João Guimarães Rosa foi, sem dúvida, um mágico-mago do artesanato das palavras. Ler Guimarães é como acompanhar e recriar o processo de lapidação pelas imagens e sonoridades que, na posição de leitores-recriadores, conseguimos produzir. Abaixo um trecho no qual a personagem vê pela primeira um grupo de cavaleiros em movimento: e todas as nossas sensações são chamadas a trabalhar  sensivelmente, prazerosamente!
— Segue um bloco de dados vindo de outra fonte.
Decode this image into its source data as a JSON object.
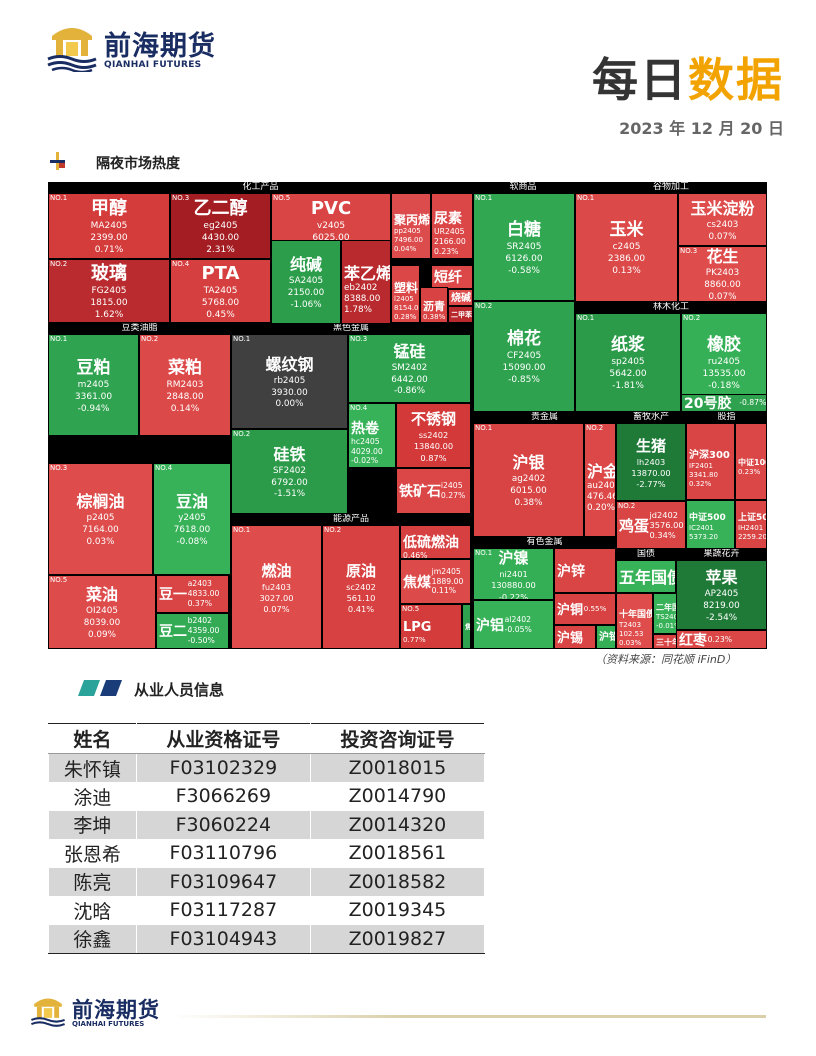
{
  "header": {
    "brand_cn": "前海期货",
    "brand_en": "QIANHAI FUTURES",
    "title_a": "每日",
    "title_b": "数据",
    "date": "2023 年 12 月 20 日"
  },
  "section1": {
    "title": "隔夜市场热度"
  },
  "treemap": {
    "sectors": [
      {
        "name": "化工产品"
      },
      {
        "name": "软商品"
      },
      {
        "name": "谷物加工"
      },
      {
        "name": "林木化工"
      },
      {
        "name": "豆类油脂"
      },
      {
        "name": "黑色金属"
      },
      {
        "name": "贵金属"
      },
      {
        "name": "畜牧水产"
      },
      {
        "name": "股指"
      },
      {
        "name": "能源产品"
      },
      {
        "name": "有色金属"
      },
      {
        "name": "国债"
      },
      {
        "name": "果蔬花卉"
      }
    ],
    "tiles": [
      {
        "no": "NO.1",
        "name": "甲醇",
        "code": "MA2405",
        "price": "2399.00",
        "pct": "0.71%",
        "color": "#d43b3b"
      },
      {
        "no": "NO.3",
        "name": "乙二醇",
        "code": "eg2405",
        "price": "4430.00",
        "pct": "2.31%",
        "color": "#a31d22"
      },
      {
        "no": "NO.5",
        "name": "PVC",
        "code": "v2405",
        "price": "6025.00",
        "pct": "0.32%",
        "color": "#d94545"
      },
      {
        "no": "",
        "name": "聚丙烯",
        "code": "pp2405",
        "price": "7496.00",
        "pct": "0.04%",
        "color": "#dd4c4c"
      },
      {
        "no": "",
        "name": "尿素",
        "code": "UR2405",
        "price": "2166.00",
        "pct": "0.23%",
        "color": "#db4747"
      },
      {
        "no": "",
        "name": "纯碱",
        "code": "SA2405",
        "price": "2150.00",
        "pct": "-1.06%",
        "color": "#2c9e4b"
      },
      {
        "no": "",
        "name": "苯乙烯",
        "code": "eb2402",
        "price": "8388.00",
        "pct": "1.78%",
        "color": "#b82a2d"
      },
      {
        "no": "",
        "name": "塑料",
        "code": "l2405",
        "price": "8154.00",
        "pct": "0.28%",
        "color": "#db4646"
      },
      {
        "no": "",
        "name": "短纤",
        "code": "",
        "price": "",
        "pct": "",
        "color": "#dc4848"
      },
      {
        "no": "",
        "name": "沥青",
        "code": "",
        "price": "",
        "pct": "0.38%",
        "color": "#d84242"
      },
      {
        "no": "",
        "name": "烧碱",
        "code": "",
        "price": "",
        "pct": "",
        "color": "#dc4a4a"
      },
      {
        "no": "",
        "name": "二甲苯",
        "code": "",
        "price": "",
        "pct": "",
        "color": "#b8282c"
      },
      {
        "no": "NO.2",
        "name": "玻璃",
        "code": "FG2405",
        "price": "1815.00",
        "pct": "1.62%",
        "color": "#b92b2e"
      },
      {
        "no": "NO.4",
        "name": "PTA",
        "code": "TA2405",
        "price": "5768.00",
        "pct": "0.45%",
        "color": "#d63f3f"
      },
      {
        "no": "NO.1",
        "name": "白糖",
        "code": "SR2405",
        "price": "6126.00",
        "pct": "-0.58%",
        "color": "#31a752"
      },
      {
        "no": "NO.2",
        "name": "棉花",
        "code": "CF2405",
        "price": "15090.00",
        "pct": "-0.85%",
        "color": "#2ea24e"
      },
      {
        "no": "NO.1",
        "name": "玉米",
        "code": "c2405",
        "price": "2386.00",
        "pct": "0.13%",
        "color": "#dc4949"
      },
      {
        "no": "",
        "name": "玉米淀粉",
        "code": "cs2403",
        "price": "",
        "pct": "0.07%",
        "color": "#de4c4c"
      },
      {
        "no": "NO.3",
        "name": "花生",
        "code": "PK2403",
        "price": "8860.00",
        "pct": "0.07%",
        "color": "#de4c4c"
      },
      {
        "no": "NO.1",
        "name": "纸浆",
        "code": "sp2405",
        "price": "5642.00",
        "pct": "-1.81%",
        "color": "#2b9a49"
      },
      {
        "no": "NO.2",
        "name": "橡胶",
        "code": "ru2405",
        "price": "13535.00",
        "pct": "-0.18%",
        "color": "#35b056"
      },
      {
        "no": "",
        "name": "20号胶",
        "code": "",
        "price": "",
        "pct": "-0.87%",
        "color": "#2ea24e"
      },
      {
        "no": "NO.1",
        "name": "豆粕",
        "code": "m2405",
        "price": "3361.00",
        "pct": "-0.94%",
        "color": "#2fa34f"
      },
      {
        "no": "NO.2",
        "name": "菜粕",
        "code": "RM2403",
        "price": "2848.00",
        "pct": "0.14%",
        "color": "#dc4949"
      },
      {
        "no": "NO.3",
        "name": "棕榈油",
        "code": "p2405",
        "price": "7164.00",
        "pct": "0.03%",
        "color": "#de4c4c"
      },
      {
        "no": "NO.4",
        "name": "豆油",
        "code": "y2405",
        "price": "7618.00",
        "pct": "-0.08%",
        "color": "#37b258"
      },
      {
        "no": "NO.5",
        "name": "菜油",
        "code": "OI2405",
        "price": "8039.00",
        "pct": "0.09%",
        "color": "#dd4b4b"
      },
      {
        "no": "",
        "name": "豆一",
        "code": "a2403",
        "price": "4833.00",
        "pct": "0.37%",
        "color": "#d94444"
      },
      {
        "no": "",
        "name": "豆二",
        "code": "b2402",
        "price": "4359.00",
        "pct": "-0.50%",
        "color": "#33ab54"
      },
      {
        "no": "NO.1",
        "name": "螺纹钢",
        "code": "rb2405",
        "price": "3930.00",
        "pct": "0.00%",
        "color": "#404040"
      },
      {
        "no": "NO.3",
        "name": "锰硅",
        "code": "SM2402",
        "price": "6442.00",
        "pct": "-0.86%",
        "color": "#2ea24e"
      },
      {
        "no": "NO.4",
        "name": "热卷",
        "code": "hc2405",
        "price": "4029.00",
        "pct": "-0.02%",
        "color": "#37b258"
      },
      {
        "no": "",
        "name": "不锈钢",
        "code": "ss2402",
        "price": "13840.00",
        "pct": "0.87%",
        "color": "#d43939"
      },
      {
        "no": "",
        "name": "铁矿石",
        "code": "i2405",
        "price": "",
        "pct": "0.27%",
        "color": "#db4646"
      },
      {
        "no": "NO.2",
        "name": "硅铁",
        "code": "SF2402",
        "price": "6792.00",
        "pct": "-1.51%",
        "color": "#2b9a49"
      },
      {
        "no": "NO.1",
        "name": "沪银",
        "code": "ag2402",
        "price": "6015.00",
        "pct": "0.38%",
        "color": "#d84343"
      },
      {
        "no": "NO.2",
        "name": "沪金",
        "code": "au2402",
        "price": "476.46",
        "pct": "0.20%",
        "color": "#dc4848"
      },
      {
        "no": "",
        "name": "生猪",
        "code": "lh2403",
        "price": "13870.00",
        "pct": "-2.77%",
        "color": "#1f7a38"
      },
      {
        "no": "NO.2",
        "name": "鸡蛋",
        "code": "jd2402",
        "price": "3576.00",
        "pct": "0.34%",
        "color": "#d94545"
      },
      {
        "no": "",
        "name": "沪深300",
        "code": "IF2401",
        "price": "3341.80",
        "pct": "0.32%",
        "color": "#d94545"
      },
      {
        "no": "",
        "name": "中证1000",
        "code": "",
        "price": "",
        "pct": "0.23%",
        "color": "#db4747"
      },
      {
        "no": "",
        "name": "中证500",
        "code": "IC2401",
        "price": "5373.20",
        "pct": "-0.12%",
        "color": "#37b258"
      },
      {
        "no": "",
        "name": "上证50",
        "code": "IH2401",
        "price": "2259.20",
        "pct": "0.33%",
        "color": "#d94545"
      },
      {
        "no": "NO.1",
        "name": "燃油",
        "code": "fu2403",
        "price": "3027.00",
        "pct": "0.07%",
        "color": "#de4c4c"
      },
      {
        "no": "NO.2",
        "name": "原油",
        "code": "sc2402",
        "price": "561.10",
        "pct": "0.41%",
        "color": "#d74141"
      },
      {
        "no": "",
        "name": "低硫燃油",
        "code": "",
        "price": "",
        "pct": "0.46%",
        "color": "#d64040"
      },
      {
        "no": "",
        "name": "焦煤",
        "code": "jm2405",
        "price": "1889.00",
        "pct": "0.11%",
        "color": "#dd4a4a"
      },
      {
        "no": "NO.5",
        "name": "LPG",
        "code": "",
        "price": "",
        "pct": "0.77%",
        "color": "#d43b3b"
      },
      {
        "no": "",
        "name": "焦炭",
        "code": "",
        "price": "",
        "pct": "",
        "color": "#2ea24e"
      },
      {
        "no": "NO.1",
        "name": "沪镍",
        "code": "ni2401",
        "price": "130880.00",
        "pct": "-0.22%",
        "color": "#35af55"
      },
      {
        "no": "",
        "name": "沪锌",
        "code": "",
        "price": "",
        "pct": "",
        "color": "#d94545"
      },
      {
        "no": "",
        "name": "沪铜",
        "code": "",
        "price": "",
        "pct": "0.55%",
        "color": "#d84242"
      },
      {
        "no": "",
        "name": "沪铝",
        "code": "al2402",
        "price": "",
        "pct": "-0.05%",
        "color": "#37b258"
      },
      {
        "no": "",
        "name": "沪锡",
        "code": "",
        "price": "",
        "pct": "0.50%",
        "color": "#d94545"
      },
      {
        "no": "",
        "name": "沪铅",
        "code": "",
        "price": "",
        "pct": "",
        "color": "#35af55"
      },
      {
        "no": "",
        "name": "五年国债",
        "code": "",
        "price": "",
        "pct": "",
        "color": "#37b258"
      },
      {
        "no": "",
        "name": "十年国债",
        "code": "T2403",
        "price": "102.53",
        "pct": "0.03%",
        "color": "#de4c4c"
      },
      {
        "no": "",
        "name": "二年国债",
        "code": "TS2403",
        "price": "",
        "pct": "-0.01%",
        "color": "#37b258"
      },
      {
        "no": "",
        "name": "三十年国债",
        "code": "",
        "price": "",
        "pct": "",
        "color": "#d94545"
      },
      {
        "no": "",
        "name": "苹果",
        "code": "AP2405",
        "price": "8219.00",
        "pct": "-2.54%",
        "color": "#1f7a38"
      },
      {
        "no": "",
        "name": "红枣",
        "code": "",
        "price": "",
        "pct": "0.23%",
        "color": "#db4747"
      }
    ]
  },
  "source": "（资料来源：同花顺 iFinD）",
  "section2": {
    "title": "从业人员信息"
  },
  "staff": {
    "headers": [
      "姓名",
      "从业资格证号",
      "投资咨询证号"
    ],
    "rows": [
      [
        "朱怀镇",
        "F03102329",
        "Z0018015"
      ],
      [
        "涂迪",
        "F3066269",
        "Z0014790"
      ],
      [
        "李坤",
        "F3060224",
        "Z0014320"
      ],
      [
        "张恩希",
        "F03110796",
        "Z0018561"
      ],
      [
        "陈亮",
        "F03109647",
        "Z0018582"
      ],
      [
        "沈晗",
        "F03117287",
        "Z0019345"
      ],
      [
        "徐鑫",
        "F03104943",
        "Z0019827"
      ]
    ]
  },
  "footer": {
    "brand_cn": "前海期货",
    "brand_en": "QIANHAI FUTURES"
  }
}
"Aí mês de maio, falei, com a estrela-d'alva. O orvalho pripingando, baciadas . E os grilos no chirilim. De repente, de certa distância, enchia espaço aquela massa forte, antes de poder ver eu já pressentia. Um estado de cavalos. Os cavaleiros. Nenhum não tinha desapeado. E deviam de ser perto duns cem. Respirei: a gente sorvia o bafejo - o cheiro de crinas e rabos sacudidos, o pelo deles, de suor velho, semeado das poeiras do sertão. Adonde o movimento esbarrado que se sussurra duma tropa assim - feito de uma porção de barulhinhos pequenos, que nem o dum grande rio, do a-flor. A bem dizer, aquela gente estava toda calada. Mas uma sela range de seu, tine um arreaz, estribo, e estribeira, ou o cóscós, quando o animal lambe o freio e mastiga. Couro raspa em couro, os cavalos dão de orelha ou batem com o pé. Daqui, dali, um sopro, um meio-arquejo. E um cavaleiro ou outro tocava manso sua montada, avançando naquele bolo, mudando de lugar, bridava. Eu não sentia os homens, sabia só dos cavalos. Mas o cavalos mantidos, montados. É diferente. Grandeúdo. E, aos poucos, divulgava os vultos muitos, feito árvores crescidas lado a lado. E os chapéus rebuçados, as pontas dos rifles subindo das costas. Porque eles não falavam - e restavam esperando assim - a gente tinha medo. Ali deviam de estar alguns dos homens mais terríveis sertanejos, em cima dos cavalos teúdos, parados contrapassantes. Soubesse sonhasse eu?" 


Fonte: João Guimarães Rosa. Grande Sertão: Veredas. (4ª ed.) Rio de Janeiro: Livraria José Olympio Editora, 1965, p. 92.